Começou como começam os rios: tênue, pequeno, um simples filete. Agora essas águas sujas da corrupção na Saúde Pública já se espraiam caudalosas pelas bordas de um largo manancial. E prometem ou sugerem mais afluentes, com a determinação do ministro titular para investigar as nascentes estaduais e, quiçá, também aquelas municipais. Os rios alimentam os mares, assim como os vampiros – conforme conta a lenda – alimentam-se de sangue in natura e, modernamente, também de seus caros derivados.

Muito tempo atrás, sugeriu-se que bicicletas tinham a ver com a Saúde Pública. Café pequeno, mas que custou a honra de um ministro contra o qual nada ficou apurado. De lá para cá – dez, doze anos ou mais! – porque a Saúde Pública estava mal, criou-se um imposto especial para salvá-la, a atual CPMF, que ainda continua provisória, mas crava os tentáculos definitivos do Estado arrecadador sobre toda movimentação realizada pelos contribuintes agonizantes. Pagamos os tufos para ter saúde boa e, sabemos agora, enchíamos os bolsos dos “vampiros” e “sanguessugas” encastelados em graúdos postos do órgão encarregado da administração de coisas importantes ligadas à nossa vida.

Quanto mais corre o rio, mais detalhes em seus meandros: sabe-se que, além de antigos e experientes “vampiros”, alguns dos personagens envolvidos no escândalo (o rombo até aqui conhecido é calculado em mais de dois bilhões de reais) eram antigos “companheiros” do ministro Humberto Couto e, entre outros “agradecimentos”, colaboravam com fundos de campanha eleitoral… Dizer que também este ministro, como José Dirceu, foi igualmente “in-com-pe-ten-te” e não percebeu o que se passava à sua volta, é repetir fábula criada e sem muita graça. Por isso, embora se presuma a boa-fé de Humberto, assiste razão aos que defendem, como o senador Jefferson Peres está defendendo, sua exoneração. À mulher de César não basta que seja honesta, é preciso, também, que assim pareça.

Louve-se, de qualquer forma, a persistência (e o sucesso) da Polícia Federal e do Ministério Público nas investigações até aqui trazidas ao conhecimento público. Demonstram que, apesar de tudo, há um lado bom do governo querendo combater seu lado feio e mau. E que não poupa sequer as organizações não governamentais desconhecidas que cuidam da saúde… indígena, quem diria! Mas antes que o palpite do ministro Humberto Couto seja levado adiante (generalizar a investigação pelos estados), é preciso ir até o fim na apuração de tudo quanto de fato ocorreu nos porões do Ministério da Saúde, que a tudo centraliza de algum tempo para cá.
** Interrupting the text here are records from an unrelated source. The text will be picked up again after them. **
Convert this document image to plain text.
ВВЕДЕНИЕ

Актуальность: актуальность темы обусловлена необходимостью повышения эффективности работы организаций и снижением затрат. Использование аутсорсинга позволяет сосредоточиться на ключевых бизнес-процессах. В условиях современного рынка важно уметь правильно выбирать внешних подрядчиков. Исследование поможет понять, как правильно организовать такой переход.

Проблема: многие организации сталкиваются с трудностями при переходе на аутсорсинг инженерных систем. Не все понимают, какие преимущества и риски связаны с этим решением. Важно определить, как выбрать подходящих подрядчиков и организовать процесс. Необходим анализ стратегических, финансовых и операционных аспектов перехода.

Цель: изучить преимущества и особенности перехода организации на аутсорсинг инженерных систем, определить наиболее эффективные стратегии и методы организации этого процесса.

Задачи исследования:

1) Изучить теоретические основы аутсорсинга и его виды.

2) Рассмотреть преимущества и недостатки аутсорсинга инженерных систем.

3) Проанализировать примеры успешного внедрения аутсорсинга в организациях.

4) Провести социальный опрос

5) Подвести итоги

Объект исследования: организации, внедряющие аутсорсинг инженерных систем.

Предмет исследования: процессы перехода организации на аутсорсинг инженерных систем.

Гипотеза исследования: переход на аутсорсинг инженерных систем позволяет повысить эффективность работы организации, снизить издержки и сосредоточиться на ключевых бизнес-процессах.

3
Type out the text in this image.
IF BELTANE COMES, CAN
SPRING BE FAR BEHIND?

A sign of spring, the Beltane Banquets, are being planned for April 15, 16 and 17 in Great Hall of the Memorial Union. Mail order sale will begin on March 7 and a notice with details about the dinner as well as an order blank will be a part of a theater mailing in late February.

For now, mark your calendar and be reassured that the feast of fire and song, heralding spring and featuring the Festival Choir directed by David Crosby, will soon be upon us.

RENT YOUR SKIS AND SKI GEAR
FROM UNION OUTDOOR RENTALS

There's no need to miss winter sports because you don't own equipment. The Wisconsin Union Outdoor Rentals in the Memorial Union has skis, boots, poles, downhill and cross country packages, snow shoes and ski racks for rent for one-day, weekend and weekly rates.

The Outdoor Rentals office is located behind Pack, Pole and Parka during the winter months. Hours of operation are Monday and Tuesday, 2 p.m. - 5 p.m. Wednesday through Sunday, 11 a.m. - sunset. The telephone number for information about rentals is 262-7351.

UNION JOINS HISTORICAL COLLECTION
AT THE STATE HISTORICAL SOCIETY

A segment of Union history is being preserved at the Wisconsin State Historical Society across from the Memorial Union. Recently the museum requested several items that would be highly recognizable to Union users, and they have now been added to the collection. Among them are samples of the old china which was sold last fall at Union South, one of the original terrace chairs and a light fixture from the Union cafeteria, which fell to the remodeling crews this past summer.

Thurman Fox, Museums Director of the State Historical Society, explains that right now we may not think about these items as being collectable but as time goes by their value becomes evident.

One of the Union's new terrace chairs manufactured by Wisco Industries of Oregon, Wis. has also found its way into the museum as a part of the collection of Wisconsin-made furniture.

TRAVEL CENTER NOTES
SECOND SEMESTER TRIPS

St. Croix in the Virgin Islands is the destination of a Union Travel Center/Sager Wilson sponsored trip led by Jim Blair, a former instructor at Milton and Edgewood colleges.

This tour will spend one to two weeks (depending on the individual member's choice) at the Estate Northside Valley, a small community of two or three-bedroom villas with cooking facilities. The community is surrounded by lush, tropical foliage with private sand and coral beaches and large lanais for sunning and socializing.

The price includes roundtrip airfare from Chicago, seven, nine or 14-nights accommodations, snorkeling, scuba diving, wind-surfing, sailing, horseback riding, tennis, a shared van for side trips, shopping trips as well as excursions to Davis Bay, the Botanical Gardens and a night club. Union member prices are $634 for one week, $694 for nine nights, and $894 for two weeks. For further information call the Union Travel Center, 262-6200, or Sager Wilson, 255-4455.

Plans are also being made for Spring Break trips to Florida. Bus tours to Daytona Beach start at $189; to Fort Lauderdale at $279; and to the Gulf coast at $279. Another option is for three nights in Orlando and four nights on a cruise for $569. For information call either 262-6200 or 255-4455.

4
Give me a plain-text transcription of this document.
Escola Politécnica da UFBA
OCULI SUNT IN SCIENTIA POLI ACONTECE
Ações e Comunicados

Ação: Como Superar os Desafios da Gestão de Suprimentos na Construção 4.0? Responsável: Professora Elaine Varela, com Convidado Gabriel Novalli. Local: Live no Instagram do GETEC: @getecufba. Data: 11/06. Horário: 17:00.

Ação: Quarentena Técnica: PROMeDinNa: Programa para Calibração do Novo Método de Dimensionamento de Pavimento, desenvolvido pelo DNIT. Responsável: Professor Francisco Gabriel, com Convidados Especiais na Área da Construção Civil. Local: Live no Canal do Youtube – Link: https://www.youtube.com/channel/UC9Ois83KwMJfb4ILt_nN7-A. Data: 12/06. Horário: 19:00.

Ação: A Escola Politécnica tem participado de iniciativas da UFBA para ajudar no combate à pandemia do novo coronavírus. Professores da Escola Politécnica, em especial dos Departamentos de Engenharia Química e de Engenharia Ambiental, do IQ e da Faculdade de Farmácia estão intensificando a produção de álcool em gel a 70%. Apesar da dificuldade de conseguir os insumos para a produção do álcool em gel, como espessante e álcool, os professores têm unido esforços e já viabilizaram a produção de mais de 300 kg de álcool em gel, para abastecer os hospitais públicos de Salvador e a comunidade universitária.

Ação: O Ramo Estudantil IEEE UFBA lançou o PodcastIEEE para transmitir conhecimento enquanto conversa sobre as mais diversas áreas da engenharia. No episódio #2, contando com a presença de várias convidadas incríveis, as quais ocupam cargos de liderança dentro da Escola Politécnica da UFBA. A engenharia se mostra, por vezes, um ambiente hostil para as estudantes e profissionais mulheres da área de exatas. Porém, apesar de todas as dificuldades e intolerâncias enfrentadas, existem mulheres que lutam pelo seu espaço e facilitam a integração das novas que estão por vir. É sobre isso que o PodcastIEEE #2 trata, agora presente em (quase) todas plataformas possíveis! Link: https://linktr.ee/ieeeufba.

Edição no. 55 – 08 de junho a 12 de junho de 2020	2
No Congresso Nacional, um outro debate deveria já ter tomado corpo: o que questiona exatamente a permanência do “imposto do cheque” – a CPMF que tinha como objetivo original melhorar o atendimento da Saúde Pública. Não melhorou, como sabemos. Os ingentes recursos arrecadados ao longo de todo esse período foram desviados pelos “vampiros” de dentro, como se vê agora, mas também pelos de fora, posto que hoje está financiando até o pagamento de benefícios sociais em duplicata (o rombo de R$ 69 milhões admitido pelo governo na área do Fome Zero), além de contribuir para o pagamento salarial de quem faz greve no setor da – quanta ironia! – Saúde e Previdência.

Houvesse de fato respeito ao dinheiro público e, ao mesmo tempo, boa intenção de passar o Brasil a limpo, teria partido já do próprio Executivo a proposta de instalação de uma Comissão Parlamentar de Inquérito para funcionar paralelamente às investigações em curso. O Brasil não pode conviver com essa sensação difusa e generalizada de que tudo está podre e contaminado pelos mananciais caudalosos da corrupção que banham as margens da jogatina, passam pelas escolas, chegam à merenda dos pobres e terminam encharcando o lenho seco de um caixão. Chega de pagar impostos para os ladrões.